La Banque mondiale, qui a octroyé 18 milliards de dollars d’aide en 2003, devrait cesser d’allouer des fonds à des gouvernements non démocratiques, ou qui violent les droits fondamentaux de leur peuple. Prêter de l’argent à des tyrans, c’est renforcer leur pouvoir, et se rendre complice des atteintes portées aux droits de leur peuple.

Prêter de l’argent à des Etats structurés autour d’un parti unique revient à en asseoir l’hégémonie, et à faire fi de la dignité des personnes qui ne sont pas membres de ce parti. Prêter de l’argent à des dictateurs nantis, c’est réduire à l’esclavage leurs citoyens, qui même après le départ du dictateur, auront à rembourser intérêt et principal à la Banque.

Les contribuables occidentaux attachés aux droits de l’homme seraient
certainement très désagréablement surpris d’apprendre que la Banque ne fait pas de toujours de différence entre les démocraties et les dictatures en matière d’attribution des prêts et de l’aide. Selon des organisations telles qu’Amnesty International, Human Rights Watch, et l’Organisation des Nations Unies, la Banque, au cours de la dernière décennie, a proposé des prêts à des dizaines de pays qui violent les droits civiques.

La raison invoquée par la Banque pour prêter à des despotes se résume en un mot : pragmatisme. Le raisonnement tenu est que le sort des peuples opprimés ne peut que s’améliorer si leurs gouvernements empruntent de l’argent pour mettre en oeuvre des services socialement utiles. La Banque soutient que ces prêts à des régimes d’oppression contribuent, ne serait-ce qu’un peu, à atténuer les inégalités sociales.

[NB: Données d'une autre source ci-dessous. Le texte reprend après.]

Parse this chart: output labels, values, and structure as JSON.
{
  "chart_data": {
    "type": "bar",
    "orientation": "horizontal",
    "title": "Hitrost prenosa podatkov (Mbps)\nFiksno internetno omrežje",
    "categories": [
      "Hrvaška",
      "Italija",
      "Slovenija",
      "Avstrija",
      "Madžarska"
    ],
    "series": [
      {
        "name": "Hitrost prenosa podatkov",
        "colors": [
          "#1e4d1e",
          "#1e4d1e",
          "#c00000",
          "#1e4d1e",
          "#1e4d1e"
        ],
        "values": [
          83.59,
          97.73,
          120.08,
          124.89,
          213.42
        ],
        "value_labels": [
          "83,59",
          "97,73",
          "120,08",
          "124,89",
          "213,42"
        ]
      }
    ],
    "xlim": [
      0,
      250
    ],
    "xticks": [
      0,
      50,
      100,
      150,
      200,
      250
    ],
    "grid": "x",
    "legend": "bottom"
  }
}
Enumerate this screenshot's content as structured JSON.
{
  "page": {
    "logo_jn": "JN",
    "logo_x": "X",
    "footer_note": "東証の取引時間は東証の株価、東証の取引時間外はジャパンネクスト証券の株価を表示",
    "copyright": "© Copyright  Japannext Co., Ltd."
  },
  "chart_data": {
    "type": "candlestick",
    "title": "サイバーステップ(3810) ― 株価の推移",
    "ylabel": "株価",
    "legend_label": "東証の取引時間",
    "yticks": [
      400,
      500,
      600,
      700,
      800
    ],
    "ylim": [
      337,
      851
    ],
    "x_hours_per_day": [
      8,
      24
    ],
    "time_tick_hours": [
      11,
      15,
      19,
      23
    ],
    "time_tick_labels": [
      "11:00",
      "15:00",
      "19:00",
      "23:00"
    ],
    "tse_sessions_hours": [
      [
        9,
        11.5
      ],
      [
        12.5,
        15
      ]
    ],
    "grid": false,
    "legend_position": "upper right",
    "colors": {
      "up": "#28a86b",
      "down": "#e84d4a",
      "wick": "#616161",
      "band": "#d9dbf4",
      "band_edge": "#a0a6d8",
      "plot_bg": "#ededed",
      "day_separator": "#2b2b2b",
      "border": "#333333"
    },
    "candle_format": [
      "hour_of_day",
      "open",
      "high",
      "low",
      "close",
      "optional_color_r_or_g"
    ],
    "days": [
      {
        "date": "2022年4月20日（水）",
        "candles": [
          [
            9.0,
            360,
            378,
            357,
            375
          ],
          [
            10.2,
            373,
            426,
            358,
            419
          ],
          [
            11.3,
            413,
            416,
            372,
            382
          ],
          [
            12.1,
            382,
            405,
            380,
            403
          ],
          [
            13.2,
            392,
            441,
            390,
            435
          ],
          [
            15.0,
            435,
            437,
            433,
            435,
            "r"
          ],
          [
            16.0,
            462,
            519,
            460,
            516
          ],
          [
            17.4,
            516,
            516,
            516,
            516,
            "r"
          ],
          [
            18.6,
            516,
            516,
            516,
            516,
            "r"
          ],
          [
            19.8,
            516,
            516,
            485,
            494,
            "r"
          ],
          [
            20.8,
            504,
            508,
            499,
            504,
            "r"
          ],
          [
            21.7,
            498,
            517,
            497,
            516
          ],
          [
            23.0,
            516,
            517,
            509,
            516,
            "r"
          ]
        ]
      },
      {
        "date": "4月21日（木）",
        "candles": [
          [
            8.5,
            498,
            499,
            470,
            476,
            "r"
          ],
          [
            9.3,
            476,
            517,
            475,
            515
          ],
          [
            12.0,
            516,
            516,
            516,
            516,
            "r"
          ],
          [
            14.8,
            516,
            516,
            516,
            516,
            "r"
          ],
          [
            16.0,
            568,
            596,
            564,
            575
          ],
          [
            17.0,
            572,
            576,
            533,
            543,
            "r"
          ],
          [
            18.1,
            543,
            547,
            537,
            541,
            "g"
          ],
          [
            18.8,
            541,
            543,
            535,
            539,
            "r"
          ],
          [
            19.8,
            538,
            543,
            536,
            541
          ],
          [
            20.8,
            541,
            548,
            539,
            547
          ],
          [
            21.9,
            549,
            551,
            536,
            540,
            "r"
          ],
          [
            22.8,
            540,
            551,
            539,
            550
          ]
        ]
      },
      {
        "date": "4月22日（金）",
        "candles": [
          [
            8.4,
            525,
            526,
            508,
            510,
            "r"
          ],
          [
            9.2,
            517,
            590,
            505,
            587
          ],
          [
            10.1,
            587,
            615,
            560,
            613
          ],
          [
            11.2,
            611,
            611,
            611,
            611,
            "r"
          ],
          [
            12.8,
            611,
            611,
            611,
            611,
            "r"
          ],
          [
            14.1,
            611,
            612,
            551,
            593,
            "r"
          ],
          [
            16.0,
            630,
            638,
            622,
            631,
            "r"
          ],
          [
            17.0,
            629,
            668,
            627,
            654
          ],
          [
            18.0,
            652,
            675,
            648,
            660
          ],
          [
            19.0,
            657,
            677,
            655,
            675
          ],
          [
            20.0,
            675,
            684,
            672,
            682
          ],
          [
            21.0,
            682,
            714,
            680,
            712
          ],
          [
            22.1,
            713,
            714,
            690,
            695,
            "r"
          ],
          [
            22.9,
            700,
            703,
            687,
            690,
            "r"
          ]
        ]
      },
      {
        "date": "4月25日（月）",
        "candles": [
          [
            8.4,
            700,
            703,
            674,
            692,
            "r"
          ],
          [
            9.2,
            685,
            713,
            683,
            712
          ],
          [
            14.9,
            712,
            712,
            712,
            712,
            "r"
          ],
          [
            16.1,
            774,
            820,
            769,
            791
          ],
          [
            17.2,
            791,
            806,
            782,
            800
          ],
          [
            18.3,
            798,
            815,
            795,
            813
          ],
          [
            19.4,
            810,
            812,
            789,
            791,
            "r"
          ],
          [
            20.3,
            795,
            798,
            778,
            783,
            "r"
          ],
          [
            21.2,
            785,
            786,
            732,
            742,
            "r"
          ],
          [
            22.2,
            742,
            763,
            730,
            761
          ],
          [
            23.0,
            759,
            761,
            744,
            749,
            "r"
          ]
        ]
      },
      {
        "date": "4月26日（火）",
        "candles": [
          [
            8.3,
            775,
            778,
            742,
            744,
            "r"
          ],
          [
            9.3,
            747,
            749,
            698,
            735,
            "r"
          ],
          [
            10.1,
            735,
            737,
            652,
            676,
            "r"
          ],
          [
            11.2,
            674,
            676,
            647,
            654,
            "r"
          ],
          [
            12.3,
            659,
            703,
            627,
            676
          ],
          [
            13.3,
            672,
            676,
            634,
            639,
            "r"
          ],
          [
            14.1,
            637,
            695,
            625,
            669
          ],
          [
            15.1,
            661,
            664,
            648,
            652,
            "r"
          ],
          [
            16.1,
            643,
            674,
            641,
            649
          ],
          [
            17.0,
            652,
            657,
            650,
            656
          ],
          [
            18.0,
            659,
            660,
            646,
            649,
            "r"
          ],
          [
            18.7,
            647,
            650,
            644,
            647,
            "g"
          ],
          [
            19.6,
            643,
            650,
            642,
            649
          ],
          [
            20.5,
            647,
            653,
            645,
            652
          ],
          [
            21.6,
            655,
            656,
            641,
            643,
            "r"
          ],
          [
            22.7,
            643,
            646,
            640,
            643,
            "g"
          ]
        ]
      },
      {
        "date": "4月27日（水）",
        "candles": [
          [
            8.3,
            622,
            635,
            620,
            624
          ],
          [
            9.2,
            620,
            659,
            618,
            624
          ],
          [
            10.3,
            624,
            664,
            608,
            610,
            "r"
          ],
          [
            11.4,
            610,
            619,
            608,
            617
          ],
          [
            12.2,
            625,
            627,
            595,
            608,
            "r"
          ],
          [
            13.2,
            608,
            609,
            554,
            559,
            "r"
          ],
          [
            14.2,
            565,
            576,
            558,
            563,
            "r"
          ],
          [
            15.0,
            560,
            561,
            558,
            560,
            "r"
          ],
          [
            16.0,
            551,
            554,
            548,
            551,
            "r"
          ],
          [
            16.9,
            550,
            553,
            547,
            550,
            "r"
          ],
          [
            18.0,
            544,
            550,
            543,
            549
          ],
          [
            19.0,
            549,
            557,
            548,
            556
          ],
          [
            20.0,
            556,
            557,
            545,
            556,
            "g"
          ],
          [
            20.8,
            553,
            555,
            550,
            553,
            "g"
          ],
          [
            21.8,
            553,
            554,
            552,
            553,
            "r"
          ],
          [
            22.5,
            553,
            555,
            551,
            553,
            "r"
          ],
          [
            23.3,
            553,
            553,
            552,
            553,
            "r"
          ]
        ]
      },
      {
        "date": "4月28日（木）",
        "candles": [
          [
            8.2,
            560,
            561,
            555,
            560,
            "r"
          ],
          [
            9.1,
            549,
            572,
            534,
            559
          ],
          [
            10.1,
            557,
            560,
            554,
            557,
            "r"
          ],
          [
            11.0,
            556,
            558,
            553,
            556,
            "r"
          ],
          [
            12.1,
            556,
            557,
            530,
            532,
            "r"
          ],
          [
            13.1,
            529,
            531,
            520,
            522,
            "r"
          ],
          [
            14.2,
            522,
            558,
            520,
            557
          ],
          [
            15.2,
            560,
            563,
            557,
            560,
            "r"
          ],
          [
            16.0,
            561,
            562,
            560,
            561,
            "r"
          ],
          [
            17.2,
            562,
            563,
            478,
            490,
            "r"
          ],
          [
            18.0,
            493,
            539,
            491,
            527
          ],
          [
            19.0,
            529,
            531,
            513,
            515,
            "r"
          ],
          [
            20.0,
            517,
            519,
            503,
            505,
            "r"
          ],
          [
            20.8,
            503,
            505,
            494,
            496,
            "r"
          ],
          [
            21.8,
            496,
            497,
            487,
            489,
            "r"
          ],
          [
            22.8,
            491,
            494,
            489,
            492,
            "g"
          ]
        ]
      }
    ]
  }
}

Peut-être, ou peut-être pas. En tout état de cause, il est inutile d’en débattre, car quelle que soit l’importance des fonds prêtés à des gouvernements répressifs, (et ces montants ne sont pas négligeables), le monde compte suffisamment de démocraties touchées par la pauvreté qui accepteraient volontiers de bénéficier de cette aide à leur place. M. Wolfensohn lui-même a affirmé que si le total de l’aide étrangère mondiale devait être doublé, pour atteindre un montant d’environ 100 milliards de dollars par an, les pays pauvres pourraient facilement absorber cette augmentation et l’allouer à des projets de réduction de la pauvreté.

S’il dit vrai, et que les besoins à combler sont d’une telle ampleur, pourquoi la Banque ne choisit-t-elle pas d’autres bénéficiaires pour les fonds qu’elle prête actuellement à des régimes d’oppression ? Elle pourrait aisément réorienter plus de la moitié de ses prêts (disons 10 milliards de dollars sur un total de 18,5 milliards) : ce faisant, elle ne financerait encore qu’une fraction des programmes de lutte contre la pauvreté que M. Wolfensohn juge digne d’être aidés. La Banque n’aurait aucun mal à trouver quantité de pays démocratiques démunis disposés à accepter son aide.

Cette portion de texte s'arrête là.